Microsoft looks to continue momentum into 22

The post-holiday lull has arrived — that period when everyone returns to work, begrudgingly, and there’s no real good video game releases until at least February. So now is a good time to take a look at what the three main manufacturers have up their sleeves for this new — hopefully more stable — year, and what they should do in order to maintain momentum entering the second full year of this new console generation — Nintendo’s Switch aside. We’ll start with Microsoft and the Xbox Series consoles this week.

Despite what the sales figures currently show, Microsoft has enjoyed a great start to the new console generation. Much like the PlayStation 5, almost every Xbox Series S/X that’s manufactured is sold. One can occasionally find an Xbox Series S on a store shelf, or with an online listing, but they rarely last long. Somehow, Sony has managed to outpace Microsoft in hardware production, leading to increased sales. But neither manufacturer has reached its full potential amid a massive chip shortage that shows no signs of ending any time soon.

This past year was a major turnaround, thanks in no small part to the excellent first party software lineup. Microsoft fielded two legitimate game of the year candidates with “Microsoft Flight Simulator,” which did release a year prior on the PC but made its debut on the Xbox Series consoles this year, and “Forza Horizon 5,” one of the best racing games in recent memory. “Psychonauts 2” finally released after what seemed like a lifetime in development, and was met with major critical success. “Age of Empires IV” resuscitated the franchise and showed classic real-time strategy still has a place in this industry. And then there’s “Halo Infinite,” which surprised many with how good it actually was, despite six years of development and its absolute horrid debut the previous year. Microsoft hasn’t had a first-party software lineup like that in the history of the Xbox.

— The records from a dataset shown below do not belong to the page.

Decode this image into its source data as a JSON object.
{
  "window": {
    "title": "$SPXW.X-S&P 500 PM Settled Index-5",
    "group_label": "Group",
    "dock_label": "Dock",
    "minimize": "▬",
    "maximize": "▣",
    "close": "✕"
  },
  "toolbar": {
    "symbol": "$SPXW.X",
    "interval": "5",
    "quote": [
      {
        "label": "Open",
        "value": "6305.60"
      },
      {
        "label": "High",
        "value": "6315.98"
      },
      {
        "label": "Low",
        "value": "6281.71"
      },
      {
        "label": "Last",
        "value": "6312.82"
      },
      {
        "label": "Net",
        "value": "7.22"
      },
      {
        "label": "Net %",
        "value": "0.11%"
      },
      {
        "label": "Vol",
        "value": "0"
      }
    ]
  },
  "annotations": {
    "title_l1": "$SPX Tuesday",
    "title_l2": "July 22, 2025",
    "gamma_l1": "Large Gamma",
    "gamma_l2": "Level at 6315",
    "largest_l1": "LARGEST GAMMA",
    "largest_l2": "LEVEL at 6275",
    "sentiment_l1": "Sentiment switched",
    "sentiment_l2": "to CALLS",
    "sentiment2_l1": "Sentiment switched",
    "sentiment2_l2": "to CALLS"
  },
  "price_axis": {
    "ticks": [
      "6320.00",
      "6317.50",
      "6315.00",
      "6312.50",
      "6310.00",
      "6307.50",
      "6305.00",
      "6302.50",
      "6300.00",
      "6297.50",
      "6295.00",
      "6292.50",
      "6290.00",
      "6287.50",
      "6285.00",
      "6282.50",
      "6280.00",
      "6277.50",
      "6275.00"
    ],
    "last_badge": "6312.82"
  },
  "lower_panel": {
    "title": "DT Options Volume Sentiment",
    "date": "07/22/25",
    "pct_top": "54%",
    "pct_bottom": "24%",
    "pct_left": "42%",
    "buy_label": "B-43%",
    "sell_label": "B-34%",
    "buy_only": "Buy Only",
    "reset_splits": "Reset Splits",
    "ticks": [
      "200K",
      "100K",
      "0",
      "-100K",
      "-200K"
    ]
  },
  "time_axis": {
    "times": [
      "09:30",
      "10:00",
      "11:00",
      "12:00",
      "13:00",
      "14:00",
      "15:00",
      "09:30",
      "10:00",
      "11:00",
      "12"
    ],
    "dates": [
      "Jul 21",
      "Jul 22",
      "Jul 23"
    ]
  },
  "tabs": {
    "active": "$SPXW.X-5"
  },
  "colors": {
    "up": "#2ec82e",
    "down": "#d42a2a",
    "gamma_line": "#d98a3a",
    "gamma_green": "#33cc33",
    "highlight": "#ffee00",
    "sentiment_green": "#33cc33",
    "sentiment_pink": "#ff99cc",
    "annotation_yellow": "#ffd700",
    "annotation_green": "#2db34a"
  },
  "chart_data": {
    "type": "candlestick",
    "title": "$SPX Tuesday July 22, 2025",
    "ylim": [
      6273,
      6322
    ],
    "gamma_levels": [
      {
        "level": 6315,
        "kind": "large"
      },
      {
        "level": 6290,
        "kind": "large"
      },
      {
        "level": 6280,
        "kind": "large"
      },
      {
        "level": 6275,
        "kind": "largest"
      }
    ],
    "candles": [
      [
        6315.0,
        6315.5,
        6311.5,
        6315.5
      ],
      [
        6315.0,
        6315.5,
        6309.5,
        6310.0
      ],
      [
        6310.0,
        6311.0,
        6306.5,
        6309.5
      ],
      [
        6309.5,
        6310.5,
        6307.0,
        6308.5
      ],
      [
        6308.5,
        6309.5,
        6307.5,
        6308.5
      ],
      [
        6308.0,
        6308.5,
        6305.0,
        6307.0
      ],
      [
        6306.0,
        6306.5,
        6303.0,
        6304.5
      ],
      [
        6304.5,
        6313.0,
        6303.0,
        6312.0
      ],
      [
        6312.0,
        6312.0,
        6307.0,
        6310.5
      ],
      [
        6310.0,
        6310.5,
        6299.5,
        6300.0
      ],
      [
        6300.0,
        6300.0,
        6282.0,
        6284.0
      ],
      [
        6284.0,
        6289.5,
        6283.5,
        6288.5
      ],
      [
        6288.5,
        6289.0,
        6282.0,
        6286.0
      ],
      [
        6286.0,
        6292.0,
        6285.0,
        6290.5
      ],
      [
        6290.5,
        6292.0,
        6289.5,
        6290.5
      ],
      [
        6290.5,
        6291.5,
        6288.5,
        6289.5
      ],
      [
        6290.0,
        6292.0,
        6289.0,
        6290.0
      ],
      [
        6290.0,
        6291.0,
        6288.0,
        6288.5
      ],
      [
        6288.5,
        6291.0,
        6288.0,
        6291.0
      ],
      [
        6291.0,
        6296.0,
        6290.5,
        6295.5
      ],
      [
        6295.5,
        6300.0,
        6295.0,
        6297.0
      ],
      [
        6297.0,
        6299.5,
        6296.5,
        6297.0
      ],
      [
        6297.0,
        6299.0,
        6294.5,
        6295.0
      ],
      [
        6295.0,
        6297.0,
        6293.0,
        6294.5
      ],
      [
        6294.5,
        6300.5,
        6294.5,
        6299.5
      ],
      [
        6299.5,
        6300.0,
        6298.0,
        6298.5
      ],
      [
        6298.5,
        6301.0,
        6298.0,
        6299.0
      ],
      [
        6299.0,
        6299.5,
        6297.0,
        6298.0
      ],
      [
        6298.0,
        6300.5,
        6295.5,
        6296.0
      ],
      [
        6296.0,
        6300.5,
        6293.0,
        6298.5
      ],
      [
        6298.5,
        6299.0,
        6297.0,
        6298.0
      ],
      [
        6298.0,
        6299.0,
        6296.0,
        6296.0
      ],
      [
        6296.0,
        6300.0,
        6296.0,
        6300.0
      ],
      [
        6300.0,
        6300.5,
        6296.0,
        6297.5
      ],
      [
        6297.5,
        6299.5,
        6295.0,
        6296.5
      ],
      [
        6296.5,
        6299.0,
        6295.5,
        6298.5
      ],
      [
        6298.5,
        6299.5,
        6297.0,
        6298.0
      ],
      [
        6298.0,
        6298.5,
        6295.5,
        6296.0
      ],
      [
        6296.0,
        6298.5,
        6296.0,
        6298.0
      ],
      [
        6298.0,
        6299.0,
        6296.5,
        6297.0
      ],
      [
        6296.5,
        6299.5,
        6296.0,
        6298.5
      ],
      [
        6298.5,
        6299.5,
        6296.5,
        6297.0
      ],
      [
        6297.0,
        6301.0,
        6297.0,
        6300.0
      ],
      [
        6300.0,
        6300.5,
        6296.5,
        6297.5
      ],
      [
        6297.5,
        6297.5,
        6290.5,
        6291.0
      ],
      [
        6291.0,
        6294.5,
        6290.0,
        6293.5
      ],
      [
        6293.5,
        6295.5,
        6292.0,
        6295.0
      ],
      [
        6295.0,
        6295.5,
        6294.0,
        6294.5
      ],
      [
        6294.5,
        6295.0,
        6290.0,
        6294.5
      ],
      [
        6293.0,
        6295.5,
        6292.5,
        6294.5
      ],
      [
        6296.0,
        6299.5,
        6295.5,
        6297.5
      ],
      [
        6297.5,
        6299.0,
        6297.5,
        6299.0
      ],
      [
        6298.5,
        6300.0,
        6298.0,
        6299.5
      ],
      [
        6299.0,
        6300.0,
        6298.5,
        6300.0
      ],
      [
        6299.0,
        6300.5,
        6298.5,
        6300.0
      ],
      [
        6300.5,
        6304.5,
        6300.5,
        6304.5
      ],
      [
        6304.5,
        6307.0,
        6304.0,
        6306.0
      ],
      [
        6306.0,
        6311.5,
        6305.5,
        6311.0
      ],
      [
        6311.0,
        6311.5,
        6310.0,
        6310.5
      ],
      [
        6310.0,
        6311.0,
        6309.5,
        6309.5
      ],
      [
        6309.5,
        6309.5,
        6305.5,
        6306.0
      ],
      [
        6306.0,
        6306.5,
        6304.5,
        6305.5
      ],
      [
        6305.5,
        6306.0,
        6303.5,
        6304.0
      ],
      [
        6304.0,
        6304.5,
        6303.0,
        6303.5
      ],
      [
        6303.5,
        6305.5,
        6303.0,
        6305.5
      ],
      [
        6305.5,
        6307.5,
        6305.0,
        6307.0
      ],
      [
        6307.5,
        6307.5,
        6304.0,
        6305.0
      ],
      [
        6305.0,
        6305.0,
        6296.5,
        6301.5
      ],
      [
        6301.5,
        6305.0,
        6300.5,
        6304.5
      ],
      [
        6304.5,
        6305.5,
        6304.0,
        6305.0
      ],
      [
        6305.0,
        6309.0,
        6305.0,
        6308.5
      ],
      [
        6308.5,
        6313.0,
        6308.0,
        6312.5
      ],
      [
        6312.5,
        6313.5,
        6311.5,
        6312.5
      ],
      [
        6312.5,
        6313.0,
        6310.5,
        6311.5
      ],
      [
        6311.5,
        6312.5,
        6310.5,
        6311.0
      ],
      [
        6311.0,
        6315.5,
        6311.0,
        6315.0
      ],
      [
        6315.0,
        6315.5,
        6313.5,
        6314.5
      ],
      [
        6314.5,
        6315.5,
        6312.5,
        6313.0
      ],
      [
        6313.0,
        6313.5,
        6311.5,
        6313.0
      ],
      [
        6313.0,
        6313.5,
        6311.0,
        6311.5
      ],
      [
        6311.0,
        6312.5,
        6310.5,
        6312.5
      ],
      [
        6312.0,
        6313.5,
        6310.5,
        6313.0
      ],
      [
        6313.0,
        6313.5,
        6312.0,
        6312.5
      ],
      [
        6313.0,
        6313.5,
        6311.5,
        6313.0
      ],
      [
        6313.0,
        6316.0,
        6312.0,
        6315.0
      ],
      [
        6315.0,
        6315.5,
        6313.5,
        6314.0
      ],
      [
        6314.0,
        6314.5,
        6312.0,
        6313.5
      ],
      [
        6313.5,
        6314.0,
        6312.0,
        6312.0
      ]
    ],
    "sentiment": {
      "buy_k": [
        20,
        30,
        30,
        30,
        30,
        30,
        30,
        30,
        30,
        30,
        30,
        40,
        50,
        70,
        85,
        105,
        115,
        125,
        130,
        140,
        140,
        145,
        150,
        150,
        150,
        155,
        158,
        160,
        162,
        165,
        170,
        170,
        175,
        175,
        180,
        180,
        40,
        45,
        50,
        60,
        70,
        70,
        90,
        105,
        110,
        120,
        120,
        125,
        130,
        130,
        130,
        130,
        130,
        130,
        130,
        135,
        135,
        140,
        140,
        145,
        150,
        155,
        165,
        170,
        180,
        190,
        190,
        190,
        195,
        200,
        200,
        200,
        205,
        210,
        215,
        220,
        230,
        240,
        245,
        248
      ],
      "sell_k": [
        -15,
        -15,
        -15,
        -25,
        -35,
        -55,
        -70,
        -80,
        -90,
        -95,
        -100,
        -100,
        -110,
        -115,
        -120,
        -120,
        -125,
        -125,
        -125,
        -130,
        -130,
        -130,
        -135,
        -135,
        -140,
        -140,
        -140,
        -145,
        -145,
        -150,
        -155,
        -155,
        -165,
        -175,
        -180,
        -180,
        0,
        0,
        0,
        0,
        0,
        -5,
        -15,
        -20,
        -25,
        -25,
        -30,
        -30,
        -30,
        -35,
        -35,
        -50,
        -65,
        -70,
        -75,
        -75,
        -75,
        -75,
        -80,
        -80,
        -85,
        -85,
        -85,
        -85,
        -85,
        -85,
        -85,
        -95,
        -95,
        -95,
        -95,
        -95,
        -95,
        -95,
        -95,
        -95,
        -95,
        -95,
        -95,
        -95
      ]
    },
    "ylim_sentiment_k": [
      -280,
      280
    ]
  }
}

It’s good to see Microsoft push the focus back to its first party after relying on third party titles for so many years. It’s a strategy that looks to continue in 2022, now that the Bethesda acquisition has been finalized and studios like id Software, MachineGames and Bethesda Game Studios are now wholly owned by Microsoft. That purchase will immediately bear fruit this year with two titles, “Redfall” from Arkane Studios and “Starfield” from BGS — the latter of which is topping many “most anticipated” lists as the first single player RPG from BGS since “Fallout 4” in 2015, and the first new IP since 2004.

“Starfield” is set to be the premier title this year from Microsoft, firmly positioned to release in November, pandemic complications notwithstanding. Not much is known about the game, but expect a major media blowout at the Electronic Entertainment Expo in June, or whatever media event that potentially replaces it. It will be good to see what BGS has been working on, and whether it’s simply “Skyrim” in space — not that it would be a bad thing — or something more ambitious.

“Starfield” remains the only Xbox Games Studio title with a firm release date for 2022. Arkane’s “Redfall” is slated for summer, but we’ve yet to see any real gameplay, so that date might be on the move. Beyond that, Microsoft’s offerings — at least on paper — seem kind of slim this year. But the year has just gotten started and Microsoft has been more willing to sit on announcements until they’re slightly closer to release, “Perfect Dark” and last year’s “Contraband” reveal aside.

There’s still plenty of other games that could make a 2022 release date. Turn 10 Studios has been hard at work on “Forza Motorsport” for several years now, and the title has been built from the ground up entirely on the Xbox Series hardware. “Senua’s Saga: Hellblade II” debuted gameplay footage at The Game Awards in December, and it looks extremely impressive. No release window was given, but there’s a good chance it could arrive before the end of the year. There’s a good chance MachineGames has been working on something since “Wolfenstein The New Colossus” released in 2017. The studio was announced to be working on an “Indiana Jones” game, but it’s big enough for two teams, and five years would make a good development period for a game to wrap up its “Wolfenstein” series.

But Microsoft’s biggest asset is its Game Pass subscription, which shows no signs of slowing down any time soon. Redmond is getting bullish on its deals, enticing many games to launch on the subscription service day one. And these aren’t just smaller, independent titles, but rather major AAA productions like “Outriders” and “MLB the Show 21.” The service keeps expanding and more people continue to sign up, so hopefully, Microsoft continues to pump money into bringing these new experiences day one, as well as pulling some older games out of the closet to breathe new life into them as the year goes on.

Microsoft took a major gamble on the Xbox Series consoles and it seems to have paid off for them. The struggles of the Xbox One era of Microsoft seem to be behind them as the company looks aggressively toward the future. Phil Spencer, Vice President of Gaming at Microsoft, has already stated that more studios acquisitions could be in the cards. Beyond that, just getting more games onto Game Pass to help shore up those months in between major first party releases will be just as beneficial. Competition is good in this industry, and Microsoft finally seems poised to carve out a piece of the pie for itself to challenge Sony’s dominance.

Josh Rouse lives in Lawton and writes a weekly gaming column for The Lawton Constitution.